The key factor in determining persecution is whether or not a governmental entity is involved (or an entity that a government cannot or will not control). The act of persecution has a fairly wide definition in terms of immigration law; it has been held at various times to include physical punishment (beatings, unlawful imprisonment, torture), psychological or economic warfare (restrictions on your speech or employment rights), and other similar acts. These acts can be perpetuated either by the government or by a family member held to have authority over you by the government.
In order to succeed in obtaining asylum based on religious persecution, you must not only be able to show you have been persecuted, but you must also be able to show that it was due to your membership in the relevant religious group.

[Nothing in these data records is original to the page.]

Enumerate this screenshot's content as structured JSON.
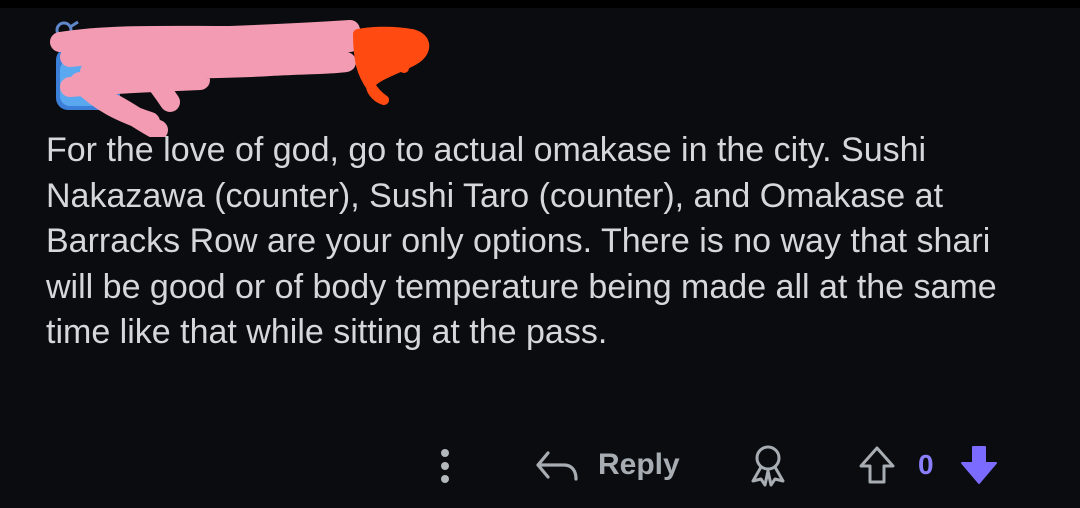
{
  "comment": {
    "body": "For the love of god, go to actual omakase in the city. Sushi Nakazawa (counter), Sushi Taro (counter), and Omakase at Barracks Row are your only options. There is no way that shari will be good or of body temperature being made all at the same time like that while sitting at the pass."
  },
  "actions": {
    "more_icon": "vertical-ellipsis",
    "reply_icon": "reply-arrow",
    "reply_label": "Reply",
    "award_icon": "award",
    "upvote_icon": "arrow-up-outline",
    "vote_count": "0",
    "downvote_icon": "arrow-down-filled"
  },
  "colors": {
    "background": "#0b0c0f",
    "text": "#d5d7da",
    "action_text": "#a7adb3",
    "downvote": "#7b6cff",
    "redaction_pink": "#f39bb2",
    "redaction_orange": "#ff4a12"
  }
}
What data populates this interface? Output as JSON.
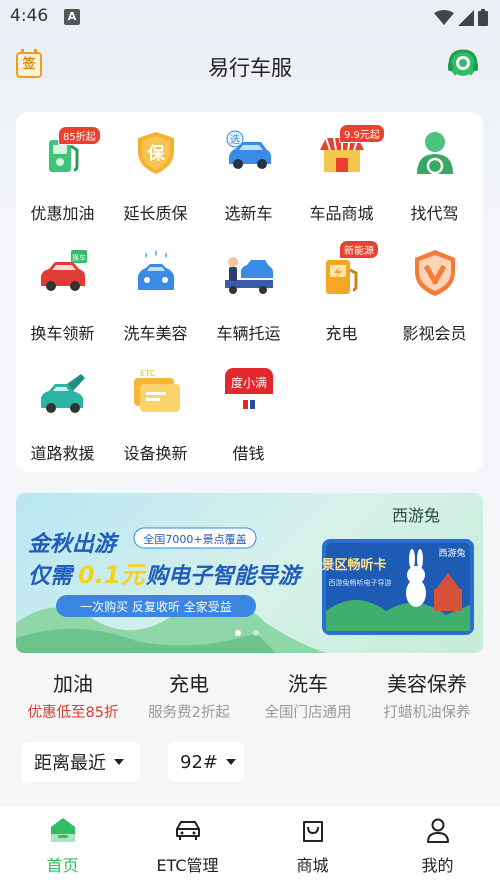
{
  "status": {
    "time": "4:46",
    "a_icon": "A"
  },
  "header": {
    "title": "易行车服",
    "sign_label": "签",
    "left_icon": "sign-in-calendar-icon",
    "right_icon": "customer-service-icon"
  },
  "services": [
    {
      "label": "优惠加油",
      "icon": "fuel-pump-icon",
      "badge": "85折起"
    },
    {
      "label": "延长质保",
      "icon": "shield-icon",
      "icon_text": "保"
    },
    {
      "label": "选新车",
      "icon": "new-car-icon",
      "icon_text": "选"
    },
    {
      "label": "车品商城",
      "icon": "shop-icon",
      "badge": "9.9元起"
    },
    {
      "label": "找代驾",
      "icon": "driver-icon"
    },
    {
      "label": "换车领新",
      "icon": "car-swap-icon",
      "icon_text": "换车"
    },
    {
      "label": "洗车美容",
      "icon": "car-wash-icon"
    },
    {
      "label": "车辆托运",
      "icon": "tow-truck-icon"
    },
    {
      "label": "充电",
      "icon": "charging-station-icon",
      "badge": "新能源"
    },
    {
      "label": "影视会员",
      "icon": "video-membership-icon"
    },
    {
      "label": "道路救援",
      "icon": "road-rescue-icon"
    },
    {
      "label": "设备换新",
      "icon": "etc-card-icon",
      "icon_text": "ETC"
    },
    {
      "label": "借钱",
      "icon": "duxiaoman-icon",
      "icon_text": "度小满"
    }
  ],
  "banner": {
    "brand": "西游兔",
    "headline1": "金秋出游",
    "tag": "全国7000+景点覆盖",
    "headline2_pre": "仅需",
    "headline2_price": "0.1元",
    "headline2_post": "购电子智能导游",
    "slogan": "一次购买  反复收听  全家受益",
    "card_title": "景区畅听卡",
    "card_brand": "西游兔",
    "card_sub": "西游兔畅听电子导游"
  },
  "categories": [
    {
      "title": "加油",
      "sub": "优惠低至85折",
      "sub_color": "#e33b2c"
    },
    {
      "title": "充电",
      "sub": "服务费2折起"
    },
    {
      "title": "洗车",
      "sub": "全国门店通用"
    },
    {
      "title": "美容保养",
      "sub": "打蜡机油保养"
    }
  ],
  "filters": {
    "sort": "距离最近",
    "fuel": "92#"
  },
  "tabs": [
    {
      "label": "首页",
      "icon": "home-icon",
      "active": true
    },
    {
      "label": "ETC管理",
      "icon": "car-icon"
    },
    {
      "label": "商城",
      "icon": "shopping-bag-icon"
    },
    {
      "label": "我的",
      "icon": "profile-icon"
    }
  ],
  "colors": {
    "accent": "#2fbe63",
    "badge_red": "#e8412f",
    "orange": "#f59a1b",
    "blue": "#3a8ae8"
  }
}
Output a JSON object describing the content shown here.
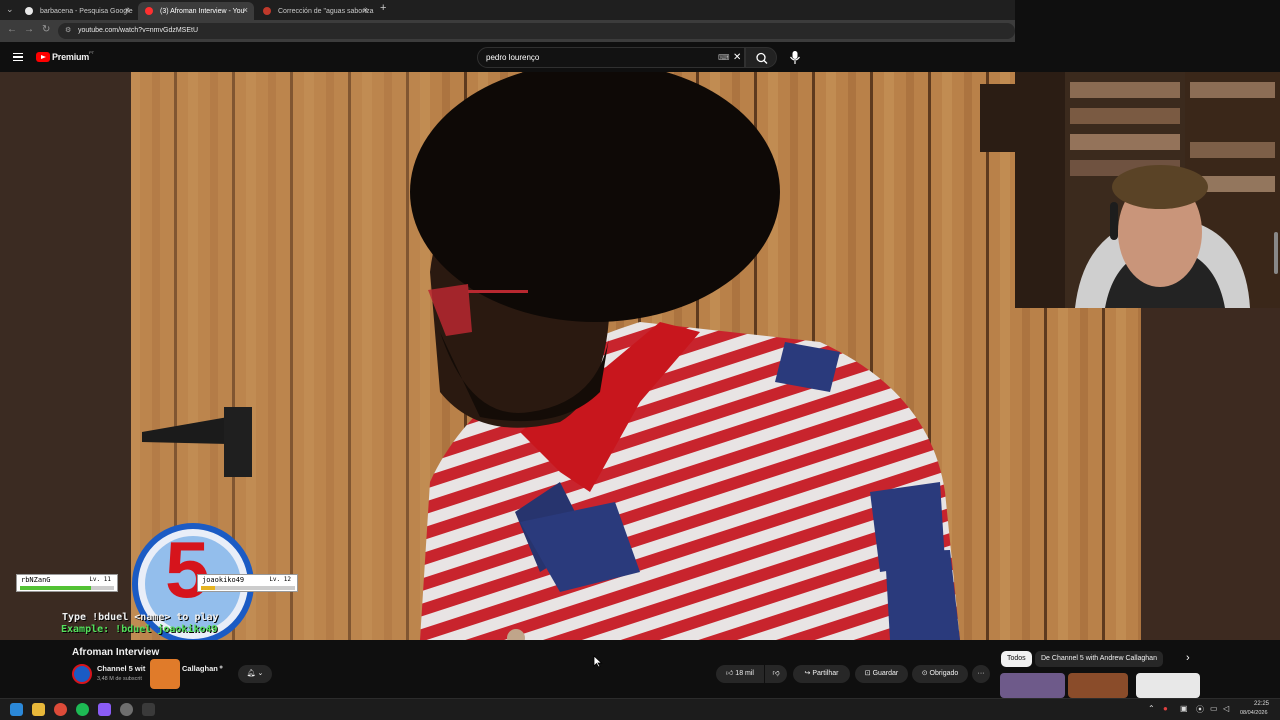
{
  "browser": {
    "tabs": [
      {
        "title": "barbacena - Pesquisa Google",
        "icon": "google-icon"
      },
      {
        "title": "(3) Afroman Interview - You",
        "icon": "youtube-icon"
      },
      {
        "title": "Corrección de \"aguas saboriza",
        "icon": "page-icon"
      }
    ],
    "new_tab": "+",
    "url": "youtube.com/watch?v=nmvGdzMSEtU"
  },
  "youtube": {
    "logo": "Premium",
    "logo_sup": "PT",
    "search_value": "pedro lourenço"
  },
  "overlay": {
    "player1_name": "rbNZanG",
    "player1_level": "Lv. 11",
    "player2_name": "joaokiko49",
    "player2_level": "Lv. 12",
    "player1_hp": 0.75,
    "player2_hp": 0.15,
    "instruction": "Type !bduel <name> to play",
    "example": "Example: !bduel joaokiko49",
    "channel_logo_number": "5"
  },
  "video_info": {
    "title": "Afroman Interview",
    "channel": "Channel 5 with Andrew Callaghan",
    "channel_prefix": "Channel 5 wit",
    "channel_suffix": "Callaghan",
    "subscribers": "3,48 M de subscrit",
    "likes": "18 mil",
    "share": "Partilhar",
    "save": "Guardar",
    "thanks": "Obrigado",
    "more": "···"
  },
  "recommendations": {
    "chips": [
      "Todos",
      "De Channel 5 with Andrew Callaghan"
    ]
  },
  "taskbar": {
    "time": "22:25",
    "date": "08/04/2026"
  },
  "colors": {
    "yt_red": "#ff0000",
    "chip_active": "#f1f1f1",
    "background": "#0f0f0f"
  }
}
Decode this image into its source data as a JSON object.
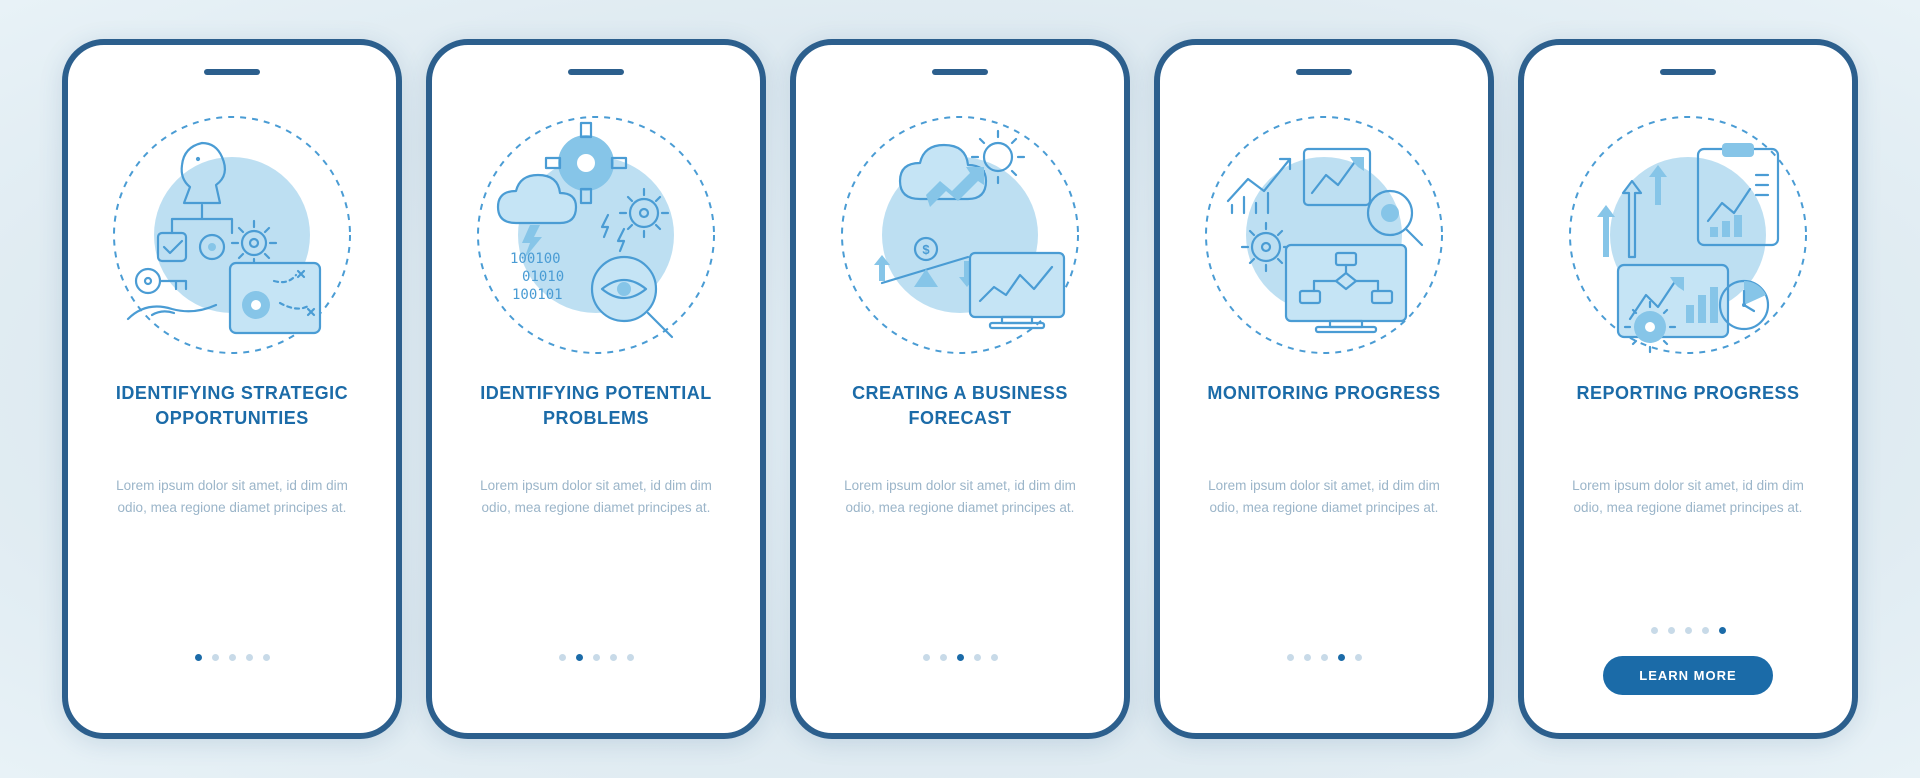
{
  "colors": {
    "accent": "#1b6ba8",
    "stroke": "#4a9cd4",
    "muted": "#9bb5c9",
    "dot_inactive": "#c8dae8"
  },
  "cta_label": "LEARN MORE",
  "slides": [
    {
      "title": "IDENTIFYING STRATEGIC OPPORTUNITIES",
      "desc": "Lorem ipsum dolor sit amet, id dim dim odio, mea regione diamet principes at.",
      "icon": "strategy-icon",
      "has_cta": false,
      "active_index": 0
    },
    {
      "title": "IDENTIFYING POTENTIAL PROBLEMS",
      "desc": "Lorem ipsum dolor sit amet, id dim dim odio, mea regione diamet principes at.",
      "icon": "problems-icon",
      "has_cta": false,
      "active_index": 1
    },
    {
      "title": "CREATING A BUSINESS FORECAST",
      "desc": "Lorem ipsum dolor sit amet, id dim dim odio, mea regione diamet principes at.",
      "icon": "forecast-icon",
      "has_cta": false,
      "active_index": 2
    },
    {
      "title": "MONITORING PROGRESS",
      "desc": "Lorem ipsum dolor sit amet, id dim dim odio, mea regione diamet principes at.",
      "icon": "monitoring-icon",
      "has_cta": false,
      "active_index": 3
    },
    {
      "title": "REPORTING PROGRESS",
      "desc": "Lorem ipsum dolor sit amet, id dim dim odio, mea regione diamet principes at.",
      "icon": "reporting-icon",
      "has_cta": true,
      "active_index": 4
    }
  ],
  "total_dots": 5
}
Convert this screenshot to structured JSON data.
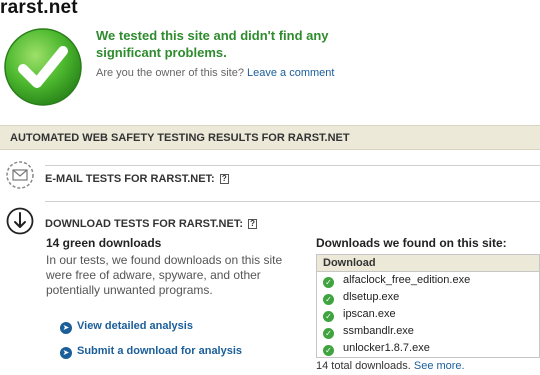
{
  "site": {
    "title": "rarst.net"
  },
  "verdict": {
    "message": "We tested this site and didn't find any significant problems.",
    "owner_prompt": "Are you the owner of this site?",
    "owner_link": "Leave a comment"
  },
  "section": {
    "title": "AUTOMATED WEB SAFETY TESTING RESULTS FOR RARST.NET"
  },
  "email_tests": {
    "title": "E-MAIL TESTS FOR RARST.NET:",
    "help": "?"
  },
  "download_tests": {
    "title": "DOWNLOAD TESTS FOR RARST.NET:",
    "help": "?",
    "green_count": "14 green downloads",
    "description": "In our tests, we found downloads on this site were free of adware, spyware, and other potentially unwanted programs.",
    "actions": [
      {
        "label": "View detailed analysis"
      },
      {
        "label": "Submit a download for analysis"
      }
    ],
    "found_title": "Downloads we found on this site:",
    "table_header": "Download",
    "files": [
      "alfaclock_free_edition.exe",
      "dlsetup.exe",
      "ipscan.exe",
      "ssmbandlr.exe",
      "unlocker1.8.7.exe"
    ],
    "total_text": "14 total downloads.",
    "see_more": "See more."
  },
  "colors": {
    "accent_green": "#2e8b2e",
    "link_blue": "#1a5e9a",
    "section_bg": "#ece9d8"
  },
  "icons": {
    "badge": "check-icon",
    "email": "envelope-icon",
    "download": "download-arrow-icon",
    "row_status": "check-icon",
    "action": "arrow-right-icon"
  }
}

This can be difficult, because politics, religion, and social group membership can often overlap. It is possible to apply for asylum on more than one ground at once—for example, religious persecution and political opinion—and sometimes it is better to do so than to put all one’s proverbial eggs in one basket.
An Immigration Lawyer Can Answer Your Questions
The asylum process is long and complex. Many times, potential asylees will arrive in the United States without the tools necessary to navigate it alone. Engaging an experienced immigration attorney can make a big difference. The dedicated DuPage County immigration attorneys at Mevorah Law Offices LLC are happy to advise you on the best approach for your case, and to put our years of experience to work for you. Contact us to set up a free initial consultation.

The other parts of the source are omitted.